What the future holds

After the decision to settle, the price went from a low of $0.000004 USD on Oct 20, 2020 to $0.000039 on Oct 26, 2020 (currently $0.000025)

~ from CoinMarketCap.com

…nearly a 10 bagger for those that bought at the low. I imagine that most Kin hodlers have held for the long-term downward trend, so it’s iffy if any HODLers came out ahead.

Future Perfect

The gist of it is: The news is in. There’s no more uncertainty in the outcome of the case. The uncertainty that kept the price submerged, and also kept Kin from being listed on any major exchanges, is no more.

Kin has hit bottom, and the only way left is up.

Kin is moving ahead on its 4th (and hopefully final) blockchain migration to Solana. This is in order to handle the increased scale of the Kin ecosystem.

And from the stats, the project is alive and kicking:

This is all well and good, but what about the Price?!
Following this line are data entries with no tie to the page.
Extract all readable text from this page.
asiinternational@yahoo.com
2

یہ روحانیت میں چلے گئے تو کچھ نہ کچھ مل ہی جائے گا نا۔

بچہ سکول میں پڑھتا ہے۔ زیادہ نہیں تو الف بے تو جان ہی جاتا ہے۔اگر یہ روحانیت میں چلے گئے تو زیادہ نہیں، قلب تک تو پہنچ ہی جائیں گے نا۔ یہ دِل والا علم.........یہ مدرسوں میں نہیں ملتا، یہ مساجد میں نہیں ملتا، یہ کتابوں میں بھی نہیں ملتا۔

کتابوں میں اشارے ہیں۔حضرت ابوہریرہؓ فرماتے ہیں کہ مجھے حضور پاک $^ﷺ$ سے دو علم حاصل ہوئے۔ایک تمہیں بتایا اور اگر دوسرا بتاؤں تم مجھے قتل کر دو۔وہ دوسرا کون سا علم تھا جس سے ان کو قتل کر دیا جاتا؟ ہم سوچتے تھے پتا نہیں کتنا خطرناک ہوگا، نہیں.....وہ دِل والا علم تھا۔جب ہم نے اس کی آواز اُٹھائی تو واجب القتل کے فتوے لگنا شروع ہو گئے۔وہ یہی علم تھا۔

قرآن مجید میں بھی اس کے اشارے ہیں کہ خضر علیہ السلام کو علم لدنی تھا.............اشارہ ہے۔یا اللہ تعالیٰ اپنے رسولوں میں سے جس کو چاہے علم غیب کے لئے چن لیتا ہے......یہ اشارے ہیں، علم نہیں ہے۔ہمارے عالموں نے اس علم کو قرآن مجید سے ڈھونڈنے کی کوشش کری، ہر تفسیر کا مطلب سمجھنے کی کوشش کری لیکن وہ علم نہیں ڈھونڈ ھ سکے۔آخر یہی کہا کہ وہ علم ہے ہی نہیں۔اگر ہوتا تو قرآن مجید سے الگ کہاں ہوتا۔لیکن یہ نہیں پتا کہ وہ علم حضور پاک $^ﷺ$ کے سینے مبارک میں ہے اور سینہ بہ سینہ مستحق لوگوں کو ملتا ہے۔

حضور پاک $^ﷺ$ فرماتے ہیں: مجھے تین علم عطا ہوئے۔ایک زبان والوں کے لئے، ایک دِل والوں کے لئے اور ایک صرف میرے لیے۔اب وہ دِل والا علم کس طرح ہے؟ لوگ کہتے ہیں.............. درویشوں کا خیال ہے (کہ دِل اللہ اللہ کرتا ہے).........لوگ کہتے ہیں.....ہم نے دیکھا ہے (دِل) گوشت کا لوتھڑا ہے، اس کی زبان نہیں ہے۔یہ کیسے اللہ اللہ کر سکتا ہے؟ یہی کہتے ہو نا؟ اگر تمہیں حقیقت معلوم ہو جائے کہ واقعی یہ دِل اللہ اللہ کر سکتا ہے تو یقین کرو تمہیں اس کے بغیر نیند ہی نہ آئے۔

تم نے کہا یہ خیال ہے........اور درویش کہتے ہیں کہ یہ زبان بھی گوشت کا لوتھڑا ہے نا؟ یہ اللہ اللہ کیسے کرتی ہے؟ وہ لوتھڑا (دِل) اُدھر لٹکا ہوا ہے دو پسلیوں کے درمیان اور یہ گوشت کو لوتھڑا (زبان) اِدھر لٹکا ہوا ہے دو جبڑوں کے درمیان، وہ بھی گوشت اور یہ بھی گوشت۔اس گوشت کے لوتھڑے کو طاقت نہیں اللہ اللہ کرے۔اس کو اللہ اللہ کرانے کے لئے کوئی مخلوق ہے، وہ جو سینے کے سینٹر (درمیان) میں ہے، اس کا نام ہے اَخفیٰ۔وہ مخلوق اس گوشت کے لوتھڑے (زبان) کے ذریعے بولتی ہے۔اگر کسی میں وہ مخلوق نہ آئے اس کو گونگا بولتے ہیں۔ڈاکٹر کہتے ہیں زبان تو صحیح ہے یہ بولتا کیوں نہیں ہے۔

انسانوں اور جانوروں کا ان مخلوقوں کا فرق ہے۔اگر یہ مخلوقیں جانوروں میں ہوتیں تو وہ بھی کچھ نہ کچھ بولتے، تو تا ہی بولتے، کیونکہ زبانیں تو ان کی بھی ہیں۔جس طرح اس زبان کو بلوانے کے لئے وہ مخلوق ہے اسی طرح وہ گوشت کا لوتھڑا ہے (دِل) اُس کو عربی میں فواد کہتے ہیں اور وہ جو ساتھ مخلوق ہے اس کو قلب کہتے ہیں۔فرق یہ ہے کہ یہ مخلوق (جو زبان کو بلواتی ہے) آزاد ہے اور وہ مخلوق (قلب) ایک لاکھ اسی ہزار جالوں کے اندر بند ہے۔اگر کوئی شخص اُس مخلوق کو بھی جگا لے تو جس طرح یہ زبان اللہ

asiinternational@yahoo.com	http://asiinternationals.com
After the initial 10x pump, the price of Kin has settled down to around $0.000025. At its height on Jan 6th, 2018, Kin was priced $0.001338 USD. If Kin again reaches its all time high (ATH) this would result in an over 52x increase.

What could drive this?

Well, a listing on a major exchange, such as Coinbase, would do a heck of a lot to drive the FOMO, and a retest of the ATH. Remember, once upon the time in 2019, Kin was selected to be a part of Coinbase Custody.

To be listed on Coinbase Custody was once considered to be a precursor to an actual exchange listing.

For example, back in October 2018, XRP was listed on Coinbase Custody. By February 2019, XRP was listed on the Coinbase exchange.

Five months later.

Kin was listed in Coinbase Custody in April of 2019, right in the midst of their battle with the SEC.

Can a Coinbase listing be far behind?

Remember that Coinbase used to be one of the members of the Blockchain Association (before Binance joined), the same group that filed an Amicus Curiae brief in support of Kin in their court case. And now that the case is settled, exchanges no longer have their hands tied, no longer awaiting the outcome of a legal case.

Can a KIN moonshot be far behind?

Nothing in this article is to be construed as investment advice. Neither the author nor the publication takes any responsibility or liability for any investments, profits or losses you may incur as a result of this information.